Kaja stared out of the window.

‘And I don’t like the shopping, Harry. Why the weapons?’

‘Leike is violent.’

‘And I don’t like travelling as an undercover cop. I know we can’t smuggle our own weapons into the Congo, but couldn’t we have asked the Congolese police for assistance with the arrest?’

‘As I said, we have no extradition agreement. And it’s not improbable that a financier like Leike has local police in his pay who would have warned him.’

‘Conspiracy theory.’

‘Yep. And simple mathematics. A policeman’s wage in the Congo is not enough to feed a family. Relax, Van Boorst has a wonderful little ironmongery and he’s professional enough to keep his mouth shut.’

The wheels emitted a scream as they hit the landing strip.

Kaja squinted out of the window. ‘Why are there so many soldiers here?’

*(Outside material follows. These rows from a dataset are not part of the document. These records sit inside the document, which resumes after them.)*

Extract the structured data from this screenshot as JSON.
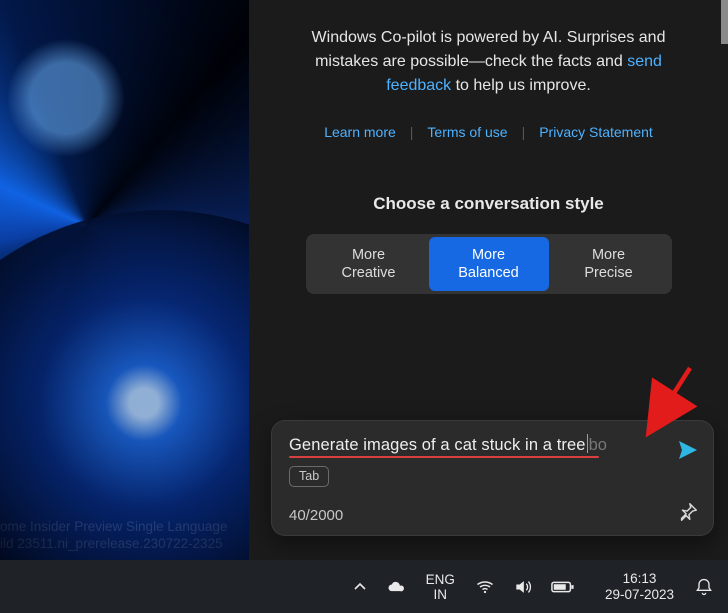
{
  "desktop": {
    "watermark_line1": "ome Insider Preview Single Language",
    "watermark_line2": "ild 23511.ni_prerelease.230722-2325"
  },
  "copilot": {
    "disclaimer_pre": "Windows Co-pilot is powered by AI. Surprises and mistakes are possible—check the facts and ",
    "disclaimer_link": "send feedback",
    "disclaimer_post": " to help us improve.",
    "links": {
      "learn_more": "Learn more",
      "terms": "Terms of use",
      "privacy": "Privacy Statement"
    },
    "style_heading": "Choose a conversation style",
    "styles": {
      "creative_l1": "More",
      "creative_l2": "Creative",
      "balanced_l1": "More",
      "balanced_l2": "Balanced",
      "precise_l1": "More",
      "precise_l2": "Precise"
    },
    "input": {
      "value": "Generate images of a cat stuck in a tree",
      "placeholder_tail": "bo",
      "tab_hint": "Tab",
      "counter": "40/2000"
    }
  },
  "taskbar": {
    "lang_top": "ENG",
    "lang_bottom": "IN",
    "time": "16:13",
    "date": "29-07-2023"
  }
}
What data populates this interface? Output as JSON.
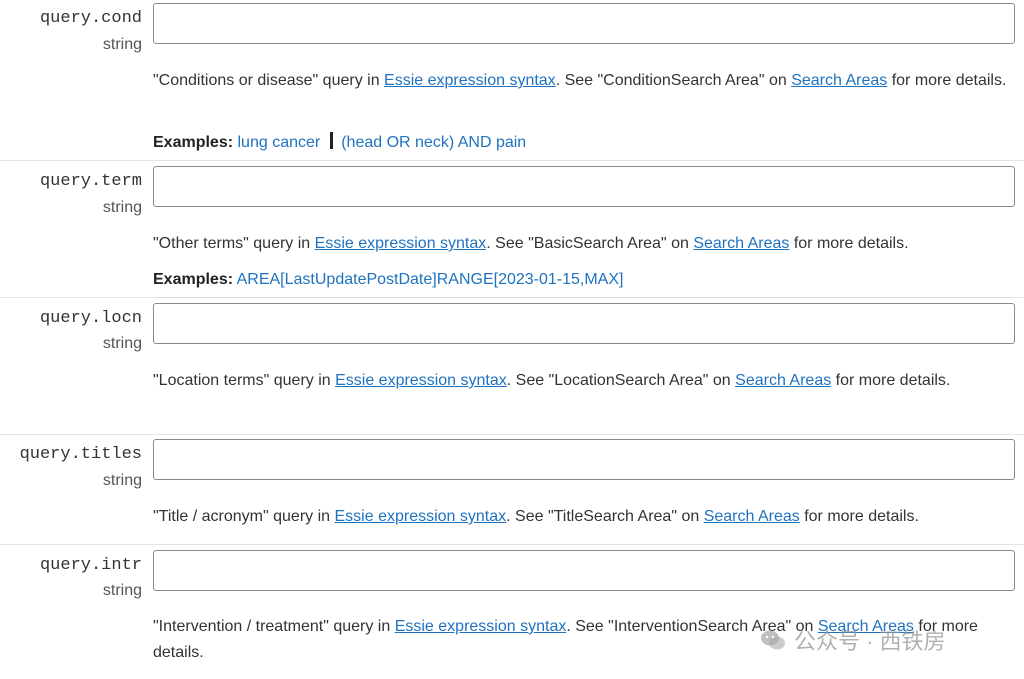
{
  "params": [
    {
      "name": "query.cond",
      "type": "string",
      "value": "",
      "desc": [
        {
          "t": "text",
          "v": "\"Conditions or disease\" query in "
        },
        {
          "t": "link",
          "v": "Essie expression syntax"
        },
        {
          "t": "text",
          "v": ". See \"ConditionSearch Area\" on "
        },
        {
          "t": "link",
          "v": "Search Areas"
        },
        {
          "t": "text",
          "v": " for more details."
        }
      ],
      "examples_label": "Examples:",
      "examples": [
        "lung cancer",
        "(head OR neck) AND pain"
      ]
    },
    {
      "name": "query.term",
      "type": "string",
      "value": "",
      "desc": [
        {
          "t": "text",
          "v": "\"Other terms\" query in "
        },
        {
          "t": "link",
          "v": "Essie expression syntax"
        },
        {
          "t": "text",
          "v": ". See \"BasicSearch Area\" on "
        },
        {
          "t": "link",
          "v": "Search Areas"
        },
        {
          "t": "text",
          "v": " for more details."
        }
      ],
      "examples_label": "Examples:",
      "examples": [
        "AREA[LastUpdatePostDate]RANGE[2023-01-15,MAX]"
      ]
    },
    {
      "name": "query.locn",
      "type": "string",
      "value": "",
      "desc": [
        {
          "t": "text",
          "v": "\"Location terms\" query in "
        },
        {
          "t": "link",
          "v": "Essie expression syntax"
        },
        {
          "t": "text",
          "v": ". See \"LocationSearch Area\" on "
        },
        {
          "t": "link",
          "v": "Search Areas"
        },
        {
          "t": "text",
          "v": " for more details."
        }
      ],
      "examples_label": "",
      "examples": []
    },
    {
      "name": "query.titles",
      "type": "string",
      "value": "",
      "desc": [
        {
          "t": "text",
          "v": "\"Title / acronym\" query in "
        },
        {
          "t": "link",
          "v": "Essie expression syntax"
        },
        {
          "t": "text",
          "v": ". See \"TitleSearch Area\" on "
        },
        {
          "t": "link",
          "v": "Search Areas"
        },
        {
          "t": "text",
          "v": " for more details."
        }
      ],
      "examples_label": "",
      "examples": []
    },
    {
      "name": "query.intr",
      "type": "string",
      "value": "",
      "desc": [
        {
          "t": "text",
          "v": "\"Intervention / treatment\" query in "
        },
        {
          "t": "link",
          "v": "Essie expression syntax"
        },
        {
          "t": "text",
          "v": ". See \"InterventionSearch Area\" on "
        },
        {
          "t": "link",
          "v": "Search Areas"
        },
        {
          "t": "text",
          "v": " for more details."
        }
      ],
      "examples_label": "",
      "examples": []
    }
  ],
  "watermark": {
    "text": "公众号 · 西铁房",
    "icon": "wechat-icon"
  }
}
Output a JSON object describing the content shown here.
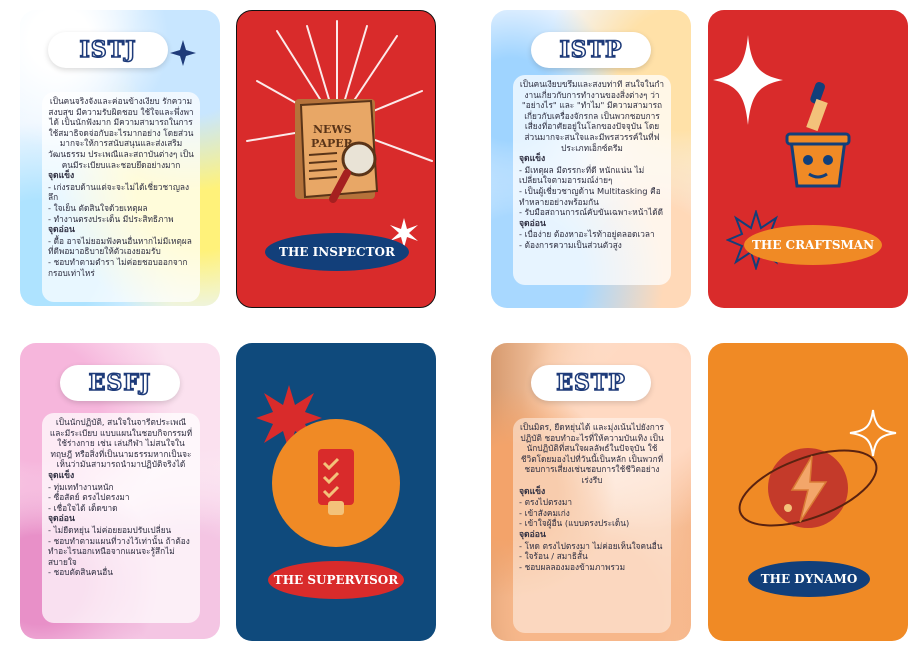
{
  "cards": {
    "istj": {
      "title": "ISTJ",
      "desc": "เป็นคนจริงจังและค่อนข้างเงียบ รักความสงบสุข มีความรับผิดชอบ ใช้ใจและพึ่งพาได้ เป็นนักฟังมาก มีความสามารถในการใช้สมาธิจดจ่อกับอะไรมากอย่าง โดยส่วนมากจะให้การสนับสนุนและส่งเสริมวัฒนธรรม ประเพณีและสถาบันต่างๆ เป็นคนมีระเบียบและชอบยึดอย่างมาก",
      "strengths_label": "จุดแข็ง",
      "strengths": [
        "- เก่งรอบด้านแต่จะจะไม่ได้เชี่ยวชาญลงลึก",
        "- ใจเย็น ตัดสินใจด้วยเหตุผล",
        "- ทำงานตรงประเด็น มีประสิทธิภาพ"
      ],
      "weaknesses_label": "จุดอ่อน",
      "weaknesses": [
        "- ดื้อ อาจไม่ยอมฟังคนอื่นหากไม่มีเหตุผลที่ดีพอมาอธิบายให้ตัวเองยอมรับ",
        "- ชอบทำตามตำรา ไม่ค่อยชอบออกจากกรอบเท่าไหร่"
      ]
    },
    "istp": {
      "title": "ISTP",
      "desc": "เป็นคนเงียบขรึมและสงบท่าที สนใจในกำงานเกี่ยวกับการทำงานของสิ่งต่างๆ ว่า \"อย่างไร\" และ \"ทำไม\" มีความสามารถเกี่ยวกับเครื่องจักรกล เป็นพวกชอบการเสี่ยงที่อาศัยอยู่ในโลกของปัจจุบัน โดยส่วนมากจะสนใจและมีพรสวรรค์ในที่ฟประเภทเอ็กซ์ตรีม",
      "strengths_label": "จุดแข็ง",
      "strengths": [
        "- มีเหตุผล มีตรรกะที่ดี หนักแน่น ไม่เปลี่ยนใจตามอารมณ์ง่ายๆ",
        "- เป็นผู้เชี่ยวชาญด้าน Multitasking คือทำหลายอย่างพร้อมกัน",
        "- รับมือสถานการณ์คับขันเฉพาะหน้าได้ดี"
      ],
      "weaknesses_label": "จุดอ่อน",
      "weaknesses": [
        "- เบื่อง่าย ต้องหาอะไรท้าอยู่ตลอดเวลา",
        "- ต้องการความเป็นส่วนตัวสูง"
      ]
    },
    "esfj": {
      "title": "ESFJ",
      "desc": "เป็นนักปฏิบัติ, สนใจในจารีตประเพณี และมีระเบียบ แบบแผนในชอบกิจกรรมที่ใช้ร่างกาย เช่น เล่นกีฬา ไม่สนใจในทฤษฎี หรือสิ่งที่เป็นนามธรรมหากเป็นจะเห็นว่ามันสามารถนำมาปฏิบัติจริงได้",
      "strengths_label": "จุดแข็ง",
      "strengths": [
        "- ทุ่มเททำงานหนัก",
        "- ซื่อสัตย์ ตรงไปตรงมา",
        "- เชื่อใจได้ เด็ดขาด"
      ],
      "weaknesses_label": "จุดอ่อน",
      "weaknesses": [
        "- ไม่ยืดหยุ่น ไม่ค่อยยอมปรับเปลี่ยน",
        "- ชอบทำตามแผนที่วางไว้เท่านั้น ถ้าต้องทำอะไรนอกเหนือจากแผนจะรู้สึกไม่สบายใจ",
        "- ชอบตัดสินคนอื่น"
      ]
    },
    "estp": {
      "title": "ESTP",
      "desc": "เป็นมิตร, ยืดหยุ่นได้ และมุ่งเน้นไปยังการปฏิบัติ ชอบทำอะไรที่ให้ความบันเทิง เป็นนักปฏิบัติที่สนใจผลลัพธ์ในปัจจุบัน ใช้ชีวิตโดยมองไปที่วันนี้เป็นหลัก เป็นพวกที่ชอบการเสี่ยงเช่นชอบการใช้ชีวิตอย่างเร่งรีบ",
      "strengths_label": "จุดแข็ง",
      "strengths": [
        "- ตรงไปตรงมา",
        "- เข้าสังคมเก่ง",
        "- เข้าใจผู้อื่น (แบบตรงประเด็น)"
      ],
      "weaknesses_label": "จุดอ่อน",
      "weaknesses": [
        "- โหด ตรงไปตรงมา ไม่ค่อยเห็นใจคนอื่น",
        "- ใจร้อน / สมาธิสั้น",
        "- ชอบผลลองมองข้ามภาพรวม"
      ]
    }
  },
  "characters": {
    "inspector": {
      "name": "THE INSPECTOR",
      "newspaper_text": "NEWS PAPER",
      "icon": "newspaper-magnifier-icon",
      "bg": "#d92b2b"
    },
    "craftsman": {
      "name": "THE CRAFTSMAN",
      "icon": "paintbrush-bucket-icon",
      "bg": "#d92b2b"
    },
    "supervisor": {
      "name": "THE SUPERVISOR",
      "icon": "checklist-icon",
      "bg": "#0f4a7c"
    },
    "dynamo": {
      "name": "THE DYNAMO",
      "icon": "lightning-planet-icon",
      "bg": "#f08a25"
    }
  },
  "colors": {
    "navy": "#123f7a",
    "red": "#d92b2b",
    "orange": "#f08a25",
    "blue": "#0f4a7c"
  }
}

‘UN flying in reinforcements. The guerrillas have advanced in the last few days.’

‘What guerrillas?’

‘Hutu guerrillas, Tutsi guerrillas, Mai Mai guerrillas. Who knows?’

‘Harry?’

‘Yes.’

‘Let’s get this job done quickly and go home.’

He nodded.

It had already grown lighter when Harry walked along the line of taxi drivers outside. He exchanged a few words with each and every one until he found someone who could speak good English. Excellent English, in fact. He was a small man with alert eyes, grey hair and thick blood vessels above the temples and sides of his high, shiny forehead. His English was definitely original, a kind of stilted Oxford variant with a broad Congolese accent. Harry explained to him that he would hire him for the whole day, they quickly agreed a price and exchanged handshakes, a third of the agreed sum in dollars, and names, Harry and Dr Duigame.